45 Mr. Horton had married Mr. Garrison's old friend and playmate, Harriet Farnham.

46 Ms., now (1885) in possession of Thos. Mack, Boston.

47 Mr. Garrison also gave an account of this experience in the Genius of Universal Emancipation of Sept. 16, 1829 (p. 14), with the following declaration of principles: ‘I am not professedly a Quaker; but I heartily, entirely and practically embrace the doctrine of non-resistance, and am conscientiously opposed to all military exhibitions. I now solemnly declare that I will never obey any order to bear arms, but rather cheerfully suffer imprisonment and persecution. What is the design of militia musters? To make men skilful murderers. I cannot consent to become a pupil in this sanguinary school.’

48 No. 798 in Adams and Chapin's Hymns for Christian Devotion.

49 Nat. Philanthropist and Investigator, July 22, 1829; Selections from the Writings of W. L. G., pp. 44-61.

50 The case was that of Farnum, Executor of Tuttle Hubbard, vs. Brooks, and was heard in the Mass. Supreme Court. The ‘two giants’ in opposition were William Wirt, ex-Attorney-General of the United States, and Daniel Webster. Wirt's eloquence made a great impression. (Boston Traveller, June 23, 30, 1829; Columbian Centinel, June 27.)
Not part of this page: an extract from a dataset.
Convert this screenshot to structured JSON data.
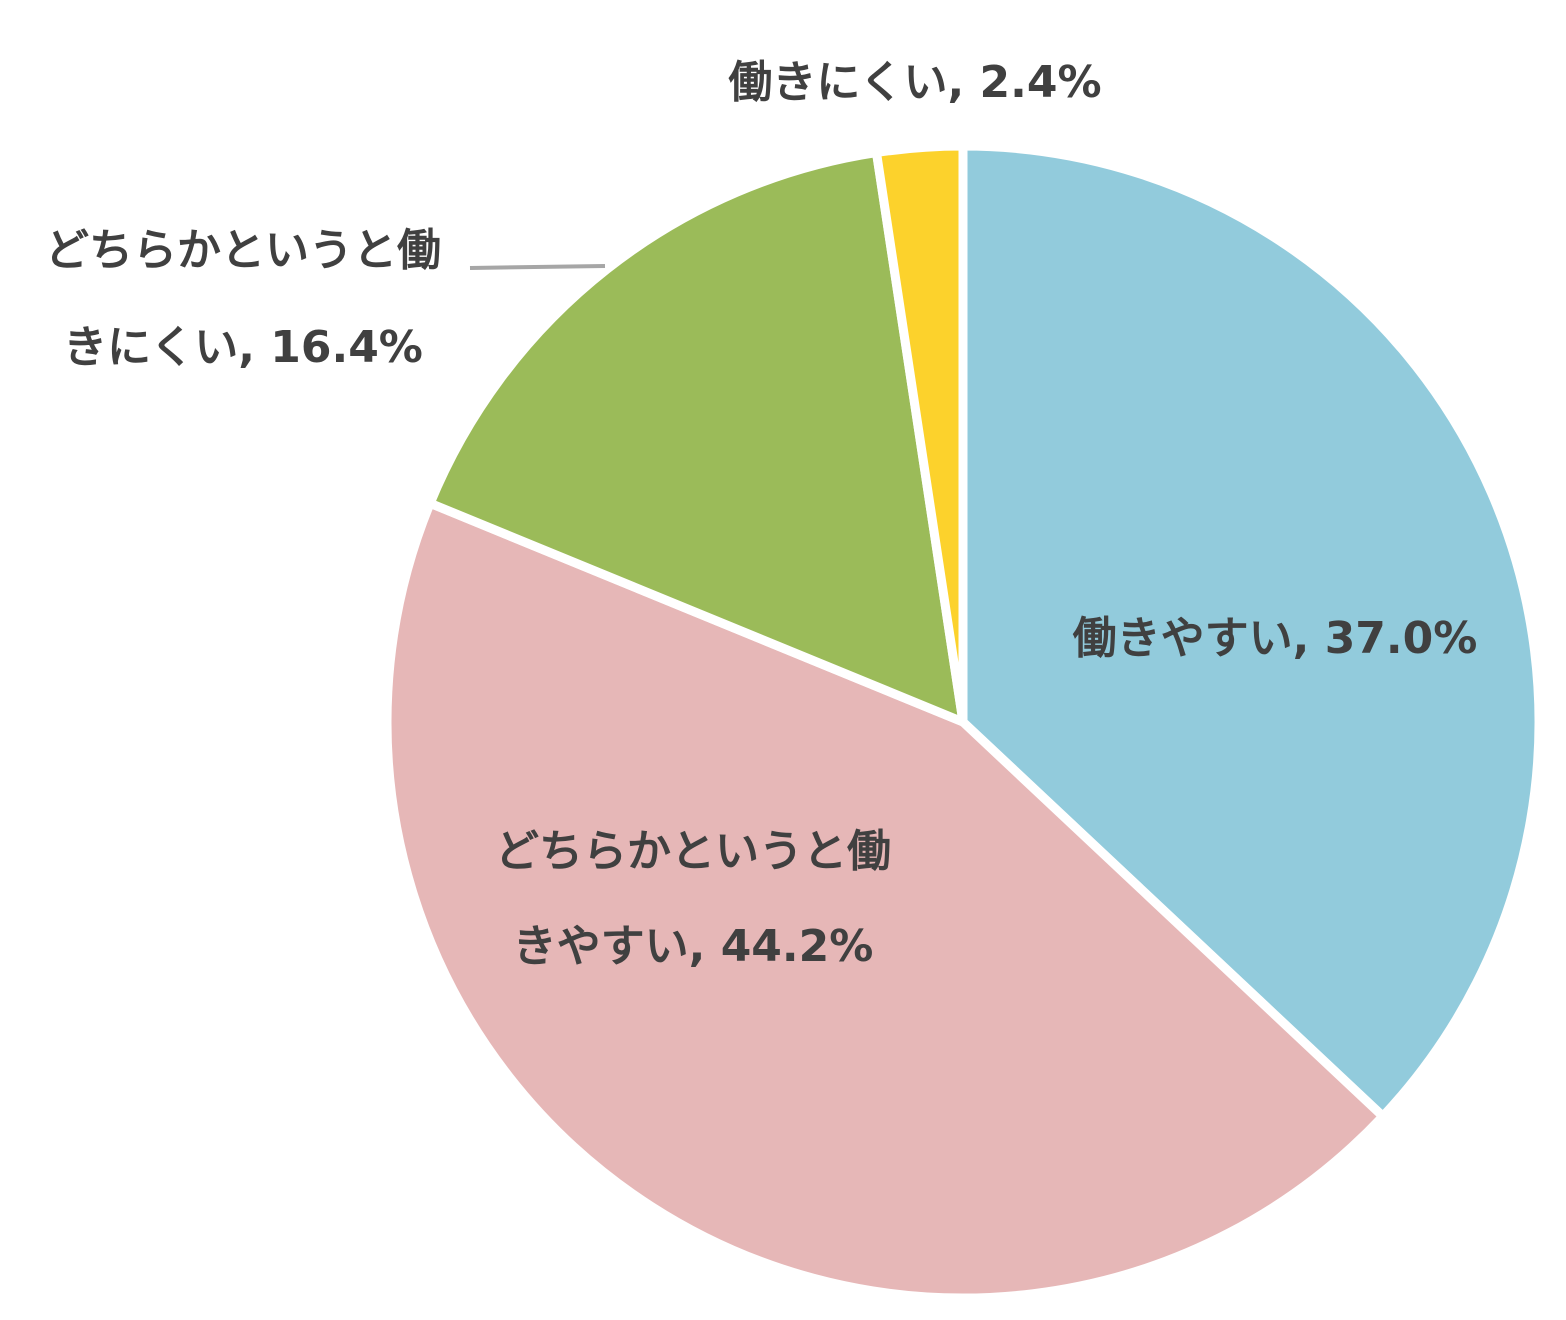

51 Nat. Philan. and Investigator, July 29, 1829.

52 By the three-fifths representation clause of the Federal Constitution, Art. I., Sec. II., 3.
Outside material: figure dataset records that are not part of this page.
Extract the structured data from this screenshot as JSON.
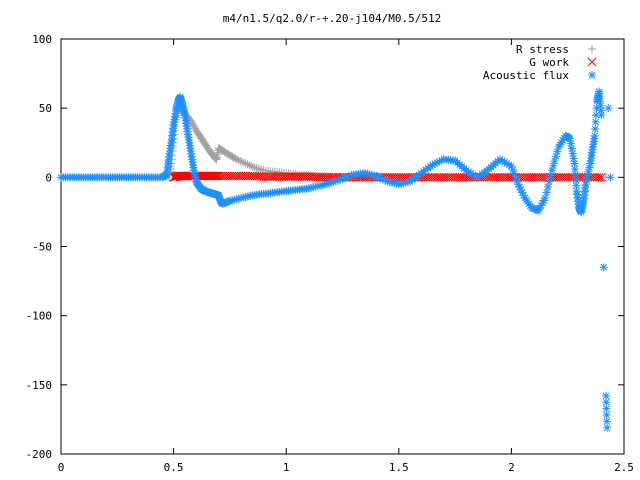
{
  "chart_data": {
    "type": "scatter",
    "title": "m4/n1.5/q2.0/r-+.20-j104/M0.5/512",
    "xlabel": "",
    "ylabel": "",
    "xlim": [
      0,
      2.5
    ],
    "ylim": [
      -200,
      100
    ],
    "x_ticks": [
      0,
      0.5,
      1,
      1.5,
      2,
      2.5
    ],
    "x_tick_labels": [
      "0",
      "0.5",
      "1",
      "1.5",
      "2",
      "2.5"
    ],
    "y_ticks": [
      -200,
      -150,
      -100,
      -50,
      0,
      50,
      100
    ],
    "y_tick_labels": [
      "-200",
      "-150",
      "-100",
      "-50",
      "0",
      "50",
      "100"
    ],
    "grid": false,
    "legend_position": "top-right",
    "series": [
      {
        "name": "R stress",
        "marker": "plus",
        "color": "#a0a0a0",
        "points": [
          [
            0.48,
            0
          ],
          [
            0.49,
            10
          ],
          [
            0.5,
            25
          ],
          [
            0.51,
            40
          ],
          [
            0.52,
            48
          ],
          [
            0.53,
            50
          ],
          [
            0.54,
            48
          ],
          [
            0.56,
            44
          ],
          [
            0.58,
            40
          ],
          [
            0.6,
            34
          ],
          [
            0.62,
            29
          ],
          [
            0.64,
            24
          ],
          [
            0.66,
            19
          ],
          [
            0.68,
            15
          ],
          [
            0.69,
            13
          ],
          [
            0.7,
            21
          ],
          [
            0.72,
            19
          ],
          [
            0.75,
            16
          ],
          [
            0.78,
            13
          ],
          [
            0.82,
            10
          ],
          [
            0.86,
            7
          ],
          [
            0.9,
            5
          ],
          [
            0.95,
            4
          ],
          [
            1.0,
            3
          ],
          [
            1.05,
            2
          ],
          [
            1.1,
            1.5
          ],
          [
            1.15,
            1
          ],
          [
            1.2,
            0.5
          ],
          [
            1.3,
            0
          ],
          [
            1.4,
            0
          ],
          [
            1.6,
            0
          ],
          [
            1.8,
            0
          ],
          [
            2.0,
            0
          ],
          [
            2.2,
            0
          ],
          [
            2.42,
            0
          ]
        ]
      },
      {
        "name": "G work",
        "marker": "cross",
        "color": "#ff0000",
        "points": [
          [
            0.5,
            0
          ],
          [
            0.52,
            1
          ],
          [
            0.54,
            1
          ],
          [
            0.56,
            1
          ],
          [
            0.58,
            1
          ],
          [
            0.6,
            1
          ],
          [
            0.62,
            1
          ],
          [
            0.64,
            1
          ],
          [
            0.66,
            1
          ],
          [
            0.68,
            1
          ],
          [
            0.7,
            1
          ],
          [
            0.75,
            1
          ],
          [
            0.8,
            1
          ],
          [
            0.85,
            1
          ],
          [
            0.9,
            0.5
          ],
          [
            0.95,
            0.5
          ],
          [
            1.0,
            0.5
          ],
          [
            1.05,
            0.5
          ],
          [
            1.1,
            0.5
          ],
          [
            1.15,
            0
          ],
          [
            1.2,
            0
          ],
          [
            1.25,
            0
          ],
          [
            1.3,
            0
          ],
          [
            1.35,
            0
          ],
          [
            1.4,
            0
          ],
          [
            1.45,
            0
          ],
          [
            1.5,
            0
          ],
          [
            1.55,
            0
          ],
          [
            1.6,
            0
          ],
          [
            1.65,
            0
          ],
          [
            1.7,
            0
          ],
          [
            1.75,
            0
          ],
          [
            1.8,
            0
          ],
          [
            1.85,
            0
          ],
          [
            1.9,
            0
          ],
          [
            1.95,
            0
          ],
          [
            2.0,
            0
          ],
          [
            2.05,
            0
          ],
          [
            2.1,
            0
          ],
          [
            2.15,
            0
          ],
          [
            2.2,
            0
          ],
          [
            2.25,
            0
          ],
          [
            2.3,
            0
          ],
          [
            2.35,
            0
          ],
          [
            2.4,
            0
          ]
        ]
      },
      {
        "name": "Acoustic flux",
        "marker": "star",
        "color": "#1e90ff",
        "points": [
          [
            0.0,
            0
          ],
          [
            0.05,
            0
          ],
          [
            0.1,
            0
          ],
          [
            0.15,
            0
          ],
          [
            0.2,
            0
          ],
          [
            0.25,
            0
          ],
          [
            0.3,
            0
          ],
          [
            0.35,
            0
          ],
          [
            0.4,
            0
          ],
          [
            0.45,
            0
          ],
          [
            0.47,
            2
          ],
          [
            0.48,
            15
          ],
          [
            0.49,
            25
          ],
          [
            0.5,
            38
          ],
          [
            0.51,
            48
          ],
          [
            0.52,
            55
          ],
          [
            0.53,
            58
          ],
          [
            0.54,
            52
          ],
          [
            0.55,
            45
          ],
          [
            0.56,
            35
          ],
          [
            0.57,
            25
          ],
          [
            0.58,
            15
          ],
          [
            0.59,
            5
          ],
          [
            0.6,
            -3
          ],
          [
            0.62,
            -8
          ],
          [
            0.64,
            -10
          ],
          [
            0.66,
            -11
          ],
          [
            0.68,
            -12
          ],
          [
            0.7,
            -13
          ],
          [
            0.71,
            -18
          ],
          [
            0.72,
            -19
          ],
          [
            0.75,
            -17
          ],
          [
            0.8,
            -15
          ],
          [
            0.85,
            -13
          ],
          [
            0.9,
            -12
          ],
          [
            0.95,
            -11
          ],
          [
            1.0,
            -10
          ],
          [
            1.05,
            -9
          ],
          [
            1.1,
            -8
          ],
          [
            1.15,
            -6
          ],
          [
            1.2,
            -4
          ],
          [
            1.25,
            -1
          ],
          [
            1.3,
            2
          ],
          [
            1.35,
            3
          ],
          [
            1.4,
            1
          ],
          [
            1.45,
            -3
          ],
          [
            1.5,
            -5
          ],
          [
            1.55,
            -3
          ],
          [
            1.6,
            3
          ],
          [
            1.65,
            9
          ],
          [
            1.7,
            13
          ],
          [
            1.75,
            12
          ],
          [
            1.8,
            5
          ],
          [
            1.85,
            0
          ],
          [
            1.9,
            6
          ],
          [
            1.95,
            13
          ],
          [
            2.0,
            8
          ],
          [
            2.03,
            -5
          ],
          [
            2.06,
            -15
          ],
          [
            2.09,
            -22
          ],
          [
            2.12,
            -24
          ],
          [
            2.15,
            -15
          ],
          [
            2.18,
            5
          ],
          [
            2.21,
            22
          ],
          [
            2.24,
            30
          ],
          [
            2.26,
            28
          ],
          [
            2.28,
            10
          ],
          [
            2.29,
            -10
          ],
          [
            2.3,
            -22
          ],
          [
            2.31,
            -25
          ],
          [
            2.32,
            -18
          ],
          [
            2.33,
            -5
          ],
          [
            2.35,
            10
          ],
          [
            2.36,
            20
          ],
          [
            2.37,
            30
          ],
          [
            2.38,
            55
          ],
          [
            2.39,
            62
          ],
          [
            2.4,
            45
          ],
          [
            2.41,
            -65
          ],
          [
            2.42,
            -158
          ],
          [
            2.425,
            -181
          ],
          [
            2.43,
            50
          ],
          [
            2.44,
            0
          ]
        ]
      }
    ]
  }
}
53 In Henry Adams's Life of John Randolph we read (p. 281): ‘On another occasion, he [Randolph] is reported as saying of the people of the North, ‘We do not govern them by our black slaves, but by their own white slaves.’’
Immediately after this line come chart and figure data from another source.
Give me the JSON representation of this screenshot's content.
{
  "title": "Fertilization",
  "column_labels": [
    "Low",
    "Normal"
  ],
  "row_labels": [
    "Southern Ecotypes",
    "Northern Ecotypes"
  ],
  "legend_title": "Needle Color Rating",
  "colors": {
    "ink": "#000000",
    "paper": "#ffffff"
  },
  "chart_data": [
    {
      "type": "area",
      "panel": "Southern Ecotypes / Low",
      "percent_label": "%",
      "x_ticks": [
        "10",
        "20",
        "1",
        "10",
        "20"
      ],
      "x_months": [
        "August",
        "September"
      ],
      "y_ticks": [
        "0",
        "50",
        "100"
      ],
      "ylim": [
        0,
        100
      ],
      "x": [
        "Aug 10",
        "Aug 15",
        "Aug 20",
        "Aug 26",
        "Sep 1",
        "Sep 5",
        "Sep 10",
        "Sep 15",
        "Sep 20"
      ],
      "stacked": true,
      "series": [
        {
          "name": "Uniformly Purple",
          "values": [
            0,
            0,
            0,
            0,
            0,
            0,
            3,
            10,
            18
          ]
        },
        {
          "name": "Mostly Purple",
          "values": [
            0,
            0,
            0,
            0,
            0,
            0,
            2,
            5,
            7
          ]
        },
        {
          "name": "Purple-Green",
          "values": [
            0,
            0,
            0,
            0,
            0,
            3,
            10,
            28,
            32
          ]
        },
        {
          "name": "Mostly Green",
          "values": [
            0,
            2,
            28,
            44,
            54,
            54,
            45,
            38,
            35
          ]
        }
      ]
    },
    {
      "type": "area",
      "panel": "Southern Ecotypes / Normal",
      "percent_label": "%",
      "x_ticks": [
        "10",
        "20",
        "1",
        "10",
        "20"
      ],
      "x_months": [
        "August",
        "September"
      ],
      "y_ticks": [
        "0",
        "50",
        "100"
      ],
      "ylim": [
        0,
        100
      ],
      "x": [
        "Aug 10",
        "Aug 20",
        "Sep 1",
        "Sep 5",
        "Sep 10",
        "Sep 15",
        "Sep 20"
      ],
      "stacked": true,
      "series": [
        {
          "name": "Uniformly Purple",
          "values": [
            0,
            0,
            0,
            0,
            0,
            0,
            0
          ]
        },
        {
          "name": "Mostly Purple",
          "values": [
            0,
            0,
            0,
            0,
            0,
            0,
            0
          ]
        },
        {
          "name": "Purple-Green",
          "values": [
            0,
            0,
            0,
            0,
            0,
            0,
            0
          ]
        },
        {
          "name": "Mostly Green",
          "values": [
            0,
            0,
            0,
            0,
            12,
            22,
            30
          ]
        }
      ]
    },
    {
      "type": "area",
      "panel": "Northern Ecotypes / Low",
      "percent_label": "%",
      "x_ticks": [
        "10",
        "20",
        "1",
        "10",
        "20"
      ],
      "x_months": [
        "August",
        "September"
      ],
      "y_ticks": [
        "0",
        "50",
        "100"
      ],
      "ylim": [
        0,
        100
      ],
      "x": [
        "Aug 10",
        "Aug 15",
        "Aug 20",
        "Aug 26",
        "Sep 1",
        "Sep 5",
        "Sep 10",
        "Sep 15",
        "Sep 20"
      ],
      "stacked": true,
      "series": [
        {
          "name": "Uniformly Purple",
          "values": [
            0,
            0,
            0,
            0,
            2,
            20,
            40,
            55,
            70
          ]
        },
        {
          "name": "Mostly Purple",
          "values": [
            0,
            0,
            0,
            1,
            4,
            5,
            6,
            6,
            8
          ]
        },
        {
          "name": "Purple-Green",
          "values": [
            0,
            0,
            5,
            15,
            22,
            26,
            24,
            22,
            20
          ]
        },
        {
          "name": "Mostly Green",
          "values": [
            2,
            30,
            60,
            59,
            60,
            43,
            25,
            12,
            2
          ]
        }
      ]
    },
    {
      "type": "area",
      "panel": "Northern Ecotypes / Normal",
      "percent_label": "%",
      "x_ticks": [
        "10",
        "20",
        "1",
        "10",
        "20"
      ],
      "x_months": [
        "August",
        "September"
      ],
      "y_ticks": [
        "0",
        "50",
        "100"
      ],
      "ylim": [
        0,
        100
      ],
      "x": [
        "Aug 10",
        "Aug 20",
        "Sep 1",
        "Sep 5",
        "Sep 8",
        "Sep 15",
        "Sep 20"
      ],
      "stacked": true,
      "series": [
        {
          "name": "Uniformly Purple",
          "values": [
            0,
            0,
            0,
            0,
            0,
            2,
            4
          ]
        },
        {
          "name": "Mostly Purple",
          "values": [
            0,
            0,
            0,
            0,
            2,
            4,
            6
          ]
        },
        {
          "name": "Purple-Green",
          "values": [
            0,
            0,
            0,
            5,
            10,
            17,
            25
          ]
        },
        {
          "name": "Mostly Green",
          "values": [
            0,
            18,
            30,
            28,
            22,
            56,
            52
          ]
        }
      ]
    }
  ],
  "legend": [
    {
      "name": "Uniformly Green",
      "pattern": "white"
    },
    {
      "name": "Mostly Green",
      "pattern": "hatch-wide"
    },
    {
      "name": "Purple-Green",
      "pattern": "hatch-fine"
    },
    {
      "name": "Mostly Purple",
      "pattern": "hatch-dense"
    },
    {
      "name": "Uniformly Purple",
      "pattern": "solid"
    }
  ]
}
54 An allusion to the few anti-slavery societies among the Friends in some of the Southern States.

55 So Daniel Webster, in his Plymouth oration, Dec. 22, 1820, of the African slave-trade and of New-England complicity with it: ‘I invoke the ministers of our religion, that they proclaim its denunciation of these crimes, and add its solemn sanctions to the authority of human laws. If the pulpit be silent whenever or wherever there may be a sinner bloody with this guilt within the hearing of its voice, the pulpit is false to its trust’ (Works, 1.46).